The multisectoral Working Group on two thirds principle has urged Parliament to urgently implement the two thirds gender rule to help increase women’s involvement in governance and decision making which will further better policies that are mindful of their plight.
The Working Group has further expressed optimism that the current Parliament will break through the impasse on the two-thirds gender rule before its term ends in 2027.
A member of the task force Franklin Mukhwanja indicated that Parliament now had political will from the highest office in the land after President William Ruto wrote a memo to the August house urging legislators to hasten legislation to affect the two-thirds gender rule and ensure that no gender was underrepresented.
Mukhwanja said two-thirds gender rule is not about women but a human rights issue.
Speaking at the Rift Valley Regional Commissioner’s plenary hall in Nakuru after the working group collected views on the two-thirds principle from members of the public, Mukhwanja stated that the implementation of the two-thirds gender rule could not be ignored since the Supreme Court had already pronounced that Parliament had failed to honour the constitutional procedure adding that Parliament needs to enact a clear and precise law on the gender rule as it has the political will to fully implement it to avoid breaching the Constitutional provision.

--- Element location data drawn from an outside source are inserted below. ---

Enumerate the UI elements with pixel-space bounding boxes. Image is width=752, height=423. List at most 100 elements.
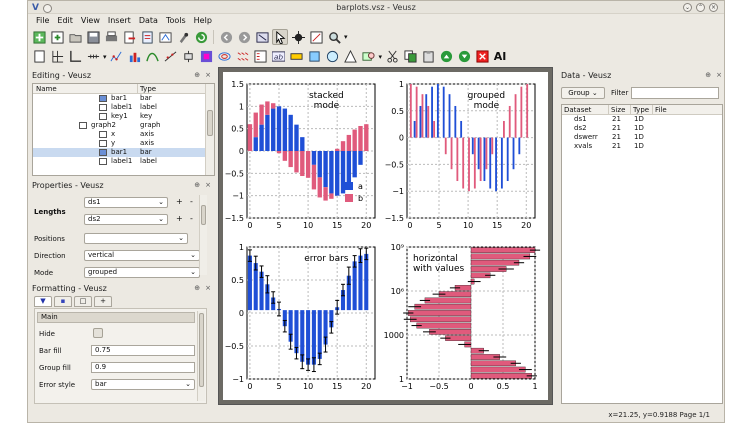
tab-border[interactable]: □	[74, 296, 92, 307]
group-button[interactable]: Group ⌄	[561, 87, 605, 99]
menu-data[interactable]: Data	[135, 16, 162, 25]
add-colorbar-icon[interactable]	[289, 49, 305, 65]
column-name[interactable]: Name	[33, 84, 137, 93]
tree-row[interactable]: label1 label	[33, 157, 214, 166]
add-rectangle-icon[interactable]	[307, 49, 323, 65]
previous-page-icon[interactable]	[218, 29, 234, 45]
barfill-field[interactable]: 0.75	[91, 345, 195, 356]
zoom-menu-icon[interactable]	[326, 29, 342, 45]
capture-data-icon[interactable]	[175, 29, 191, 45]
cut-icon[interactable]	[384, 49, 400, 65]
plot-view[interactable]: stacked mode 1.5 1 0.5 0 −0.5 −1 −1.5 0 5 10 15 20 a b g…	[218, 67, 553, 405]
add-boxplot-icon[interactable]	[181, 49, 197, 65]
add-grid-icon[interactable]	[49, 49, 65, 65]
add-function-icon[interactable]	[145, 49, 161, 65]
groupfill-field[interactable]: 0.9	[91, 362, 195, 373]
menu-view[interactable]: View	[77, 16, 104, 25]
add-shape-icon[interactable]	[361, 49, 377, 65]
tree-row[interactable]: bar1 bar	[33, 148, 214, 157]
close-icon[interactable]: ×	[205, 284, 211, 292]
positions-combo[interactable]: ⌄	[84, 233, 188, 244]
paste-icon[interactable]	[420, 49, 436, 65]
float-icon[interactable]: ⊕	[194, 284, 200, 292]
chevron-down-icon[interactable]: ▾	[379, 53, 383, 61]
tree-row[interactable]: x axis	[33, 130, 214, 139]
chevron-down-icon[interactable]: ▾	[344, 33, 348, 41]
graph-zoom-icon[interactable]	[308, 29, 324, 45]
tab-fill[interactable]: ▪	[54, 296, 72, 307]
mode-combo[interactable]: grouped ⌄	[84, 267, 200, 278]
float-icon[interactable]: ⊕	[194, 181, 200, 189]
plot-page[interactable]: stacked mode 1.5 1 0.5 0 −0.5 −1 −1.5 0 5 10 15 20 a b g…	[223, 72, 548, 400]
dataset-list[interactable]: Dataset Size Type File ds1 21 1D ds2 21 1D dsw…	[561, 104, 723, 404]
add-image-icon[interactable]	[199, 49, 215, 65]
copy-icon[interactable]	[402, 49, 418, 65]
minimize-button[interactable]: ⌄	[683, 3, 692, 12]
column-type[interactable]: Type	[137, 84, 156, 93]
lengths-ds2-combo[interactable]: ds2 ⌄	[84, 214, 168, 225]
close-icon[interactable]: ×	[716, 71, 722, 79]
dataset-row[interactable]: dswerr 21 1D	[562, 133, 722, 142]
close-button[interactable]: ×	[709, 3, 718, 12]
column-dataset[interactable]: Dataset	[562, 105, 608, 114]
rename-icon[interactable]: AI	[492, 49, 508, 65]
column-type[interactable]: Type	[630, 105, 652, 114]
column-file[interactable]: File	[652, 105, 667, 114]
tree-row[interactable]: graph2 graph	[33, 121, 214, 130]
column-size[interactable]: Size	[608, 105, 630, 114]
add-vectorfield-icon[interactable]	[235, 49, 251, 65]
tree-row[interactable]: key1 key	[33, 112, 214, 121]
menu-tools[interactable]: Tools	[162, 16, 190, 25]
formatting-scrollbar[interactable]	[197, 311, 205, 401]
add-xy-icon[interactable]	[109, 49, 125, 65]
menu-file[interactable]: File	[32, 16, 53, 25]
move-down-icon[interactable]	[456, 49, 472, 65]
read-coordinates-icon[interactable]	[290, 29, 306, 45]
float-icon[interactable]: ⊕	[705, 71, 711, 79]
export-icon[interactable]	[121, 29, 137, 45]
print-icon[interactable]	[103, 29, 119, 45]
close-icon[interactable]: ×	[205, 181, 211, 189]
menu-help[interactable]: Help	[190, 16, 216, 25]
widget-tree[interactable]: Name Type bar1 bar label1 label key1 key graph2…	[32, 83, 215, 176]
zoom-page-icon[interactable]	[254, 29, 270, 45]
dataset-row[interactable]: ds2 21 1D	[562, 124, 722, 133]
remove-length-button[interactable]: -	[190, 214, 193, 223]
hide-checkbox[interactable]	[93, 328, 103, 338]
new-document-button[interactable]	[31, 29, 47, 45]
direction-combo[interactable]: vertical ⌄	[84, 250, 200, 261]
add-length-button[interactable]: +	[176, 197, 183, 206]
add-key-icon[interactable]	[253, 49, 269, 65]
close-icon[interactable]: ×	[205, 71, 211, 79]
tree-scrollbar[interactable]	[205, 84, 214, 175]
next-page-icon[interactable]	[236, 29, 252, 45]
errorstyle-combo[interactable]: bar ⌄	[91, 379, 195, 390]
filter-input[interactable]	[631, 87, 719, 99]
menu-edit[interactable]: Edit	[53, 16, 77, 25]
import-data-icon[interactable]	[139, 29, 155, 45]
add-fit-icon[interactable]	[163, 49, 179, 65]
add-polygon-icon[interactable]	[343, 49, 359, 65]
reload-icon[interactable]	[193, 29, 209, 45]
chevron-down-icon[interactable]: ▾	[103, 53, 107, 61]
lengths-ds1-combo[interactable]: ds1 ⌄	[84, 197, 168, 208]
tree-row[interactable]: y axis	[33, 139, 214, 148]
add-axis-icon[interactable]	[85, 49, 101, 65]
tab-main[interactable]: ▼	[34, 296, 52, 307]
tree-row[interactable]: label1 label	[33, 103, 214, 112]
tree-row[interactable]: bar1 bar	[33, 94, 214, 103]
remove-length-button[interactable]: -	[190, 197, 193, 206]
add-page-icon[interactable]	[31, 49, 47, 65]
float-icon[interactable]: ⊕	[194, 71, 200, 79]
delete-icon[interactable]	[474, 49, 490, 65]
add-length-button[interactable]: +	[176, 214, 183, 223]
add-graph-icon[interactable]	[67, 49, 83, 65]
add-ellipse-icon[interactable]	[325, 49, 341, 65]
move-up-icon[interactable]	[438, 49, 454, 65]
save-icon[interactable]	[85, 29, 101, 45]
maximize-button[interactable]: ⌃	[696, 3, 705, 12]
add-label-icon[interactable]: ab	[271, 49, 287, 65]
add-contour-icon[interactable]	[217, 49, 233, 65]
new-window-icon[interactable]	[49, 29, 65, 45]
add-bar-icon[interactable]	[127, 49, 143, 65]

The working group is mandated to draft a legislative proposal for consideration by the 13th Parliament on the implementation of the two-thirds gender principle.

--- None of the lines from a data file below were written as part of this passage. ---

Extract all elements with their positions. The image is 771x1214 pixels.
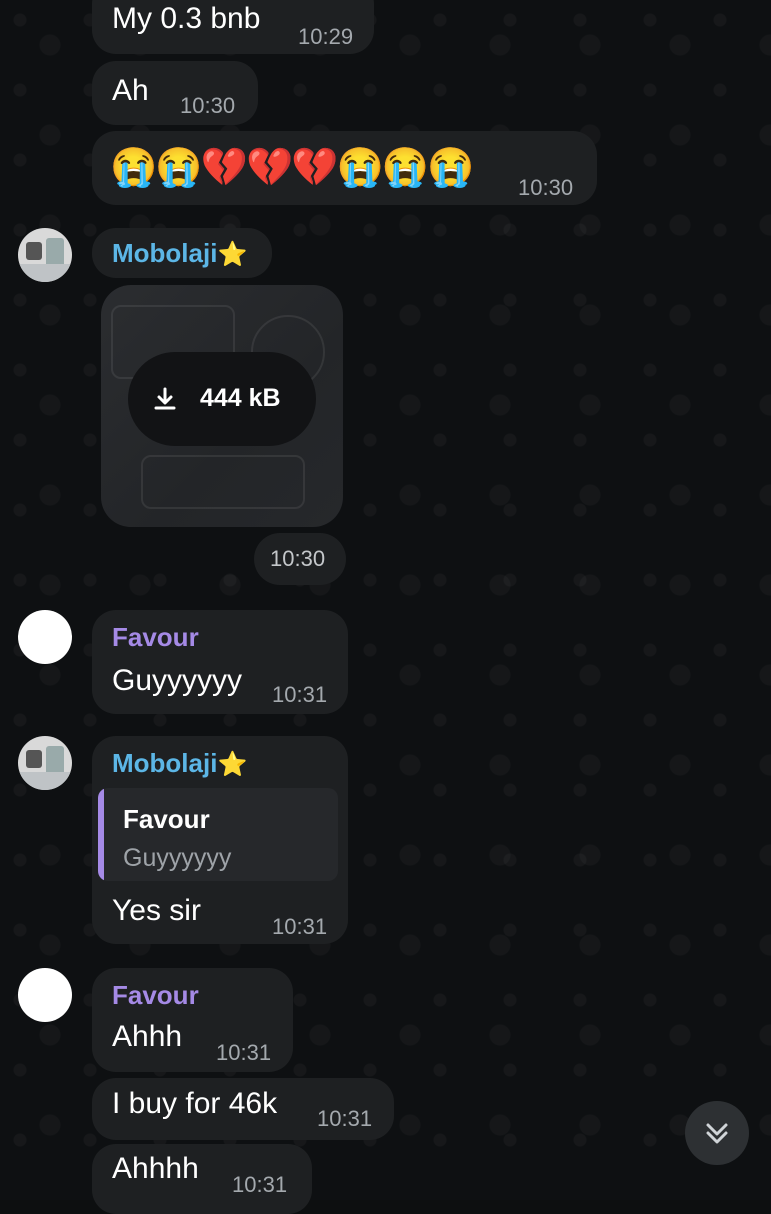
message-time: 10:30 [180, 93, 236, 118]
reply-quote[interactable]: Favour Guyyyyyy [98, 788, 338, 881]
avatar-mobolaji[interactable] [18, 228, 72, 282]
star-badge-icon: ⭐ [217, 241, 248, 268]
chat-messages: My 0.3 bnb 10:29 Ah 10:30 😭😭💔💔💔😭😭😭 10:30… [0, 0, 771, 1214]
message-bubble[interactable]: My 0.3 bnb 10:29 [92, 0, 374, 54]
download-icon [154, 387, 176, 410]
message-bubble[interactable]: Favour Guyyyyyy 10:31 [92, 610, 348, 714]
message-text: Guyyyyyy [112, 664, 243, 697]
reply-quote-bar [98, 788, 104, 881]
message-time: 10:31 [272, 914, 328, 939]
download-size: 444 kB [200, 384, 281, 412]
message-bubble[interactable]: Favour Ahhh 10:31 [92, 968, 293, 1072]
sender-name-text: Mobolaji [112, 238, 218, 268]
message-time: 10:30 [518, 175, 574, 200]
sender-name[interactable]: Mobolaji⭐ [112, 238, 247, 269]
message-bubble[interactable]: 😭😭💔💔💔😭😭😭 10:30 [92, 131, 597, 205]
message-emoji: 😭😭💔💔💔😭😭😭 [110, 147, 475, 189]
message-text: Ahhhh [112, 1152, 199, 1185]
message-bubble[interactable]: Ah 10:30 [92, 61, 258, 125]
message-text: Ahhh [112, 1020, 183, 1053]
message-time: 10:31 [272, 682, 328, 707]
avatar-favour[interactable] [18, 968, 72, 1022]
sender-name[interactable]: Mobolaji⭐ [112, 748, 247, 779]
message-time: 10:30 [270, 546, 326, 571]
media-time-pill: 10:30 [254, 533, 346, 585]
reply-quote-text: Guyyyyyy [123, 844, 232, 872]
message-time: 10:31 [232, 1172, 288, 1197]
sender-header-bubble: Mobolaji⭐ [92, 228, 272, 278]
message-bubble[interactable]: I buy for 46k 10:31 [92, 1078, 394, 1140]
double-chevron-down-icon [706, 1123, 728, 1144]
sender-name[interactable]: Favour [112, 980, 199, 1011]
message-time: 10:29 [298, 24, 354, 49]
scroll-to-bottom-button[interactable] [685, 1101, 749, 1165]
avatar-mobolaji[interactable] [18, 736, 72, 790]
sender-name[interactable]: Favour [112, 622, 199, 653]
sender-name-text: Mobolaji [112, 748, 218, 778]
reply-quote-sender: Favour [123, 804, 210, 834]
message-bubble[interactable]: Ahhhh 10:31 [92, 1144, 312, 1214]
message-text: Yes sir [112, 894, 201, 927]
message-time: 10:31 [317, 1106, 373, 1131]
download-button[interactable]: 444 kB [128, 352, 316, 446]
message-text: Ah [112, 74, 149, 107]
message-text: I buy for 46k [112, 1087, 278, 1120]
message-time: 10:31 [216, 1040, 272, 1065]
message-text: My 0.3 bnb [112, 2, 261, 35]
avatar-favour[interactable] [18, 610, 72, 664]
star-badge-icon: ⭐ [217, 751, 248, 778]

Mukhwanja reminded the stakeholders present at the forum that their engagement with the process will not end with the submission of the final report and pledged that the team will use its individual, institutional and professional influence to lobby key institutions that will be instrumental during the parliamentary process.

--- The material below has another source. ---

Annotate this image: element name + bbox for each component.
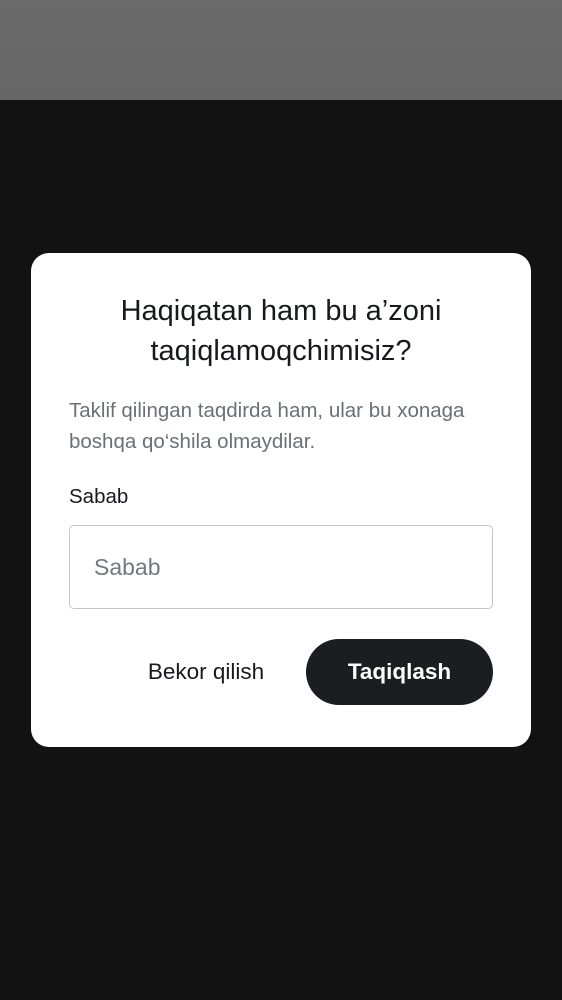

“Remember that we represent broad collective and representative interests so let us all hold ourselves to account and ensure full consultation and collaborative commitment to the process,” Mukhwanja urged.
The group, he said, will also explore ways of working with MPs to ensure a suitable framework for ensuring the gender rule is passed in the House.
He revealed that there would be more active engagements with political parties to ensure that they take it upon themselves to achieve one-third women representation within their ranks.
“How political parties manage their nominations remains a key factor in getting more women into political office,” added Mukhwanja.
He called on stakeholders to make recommendations that uphold the Constitution and promote gender equality and women empowerment saying that President Ruto was committed to ensuring that women empowerment and women leadership was a priority of his administration.
The team includes a chairperson, Gender Principal Secretary Veronica Nduva, and co-chairperson, Daisy Amdany.
Other members comprise Harriet Chiggai, Faith Nziku Kasiva, Anne Nderitu, Tecla Tum, Angela Wambugu, Mercy Jelimo, Beatrice Kamau, Rahab Muhia, Mitchelle Oyuga, Lucy Mitei, Sarah Muhoya, Ruth Makuthu, Beth Michoma and Stellah Chepkemboi Ruttoh.
Article 27(8) of the Constitution that establishes the principle requires that “not more than two-thirds of the members of elective or appointive bodies shall be of the same gender”.
Currently, Kenya ranks lowest in gender representation in East Africa, with women constituting only 9.8 per cent and 20.7 per cent of the 10th and 11th Parliaments, respectively.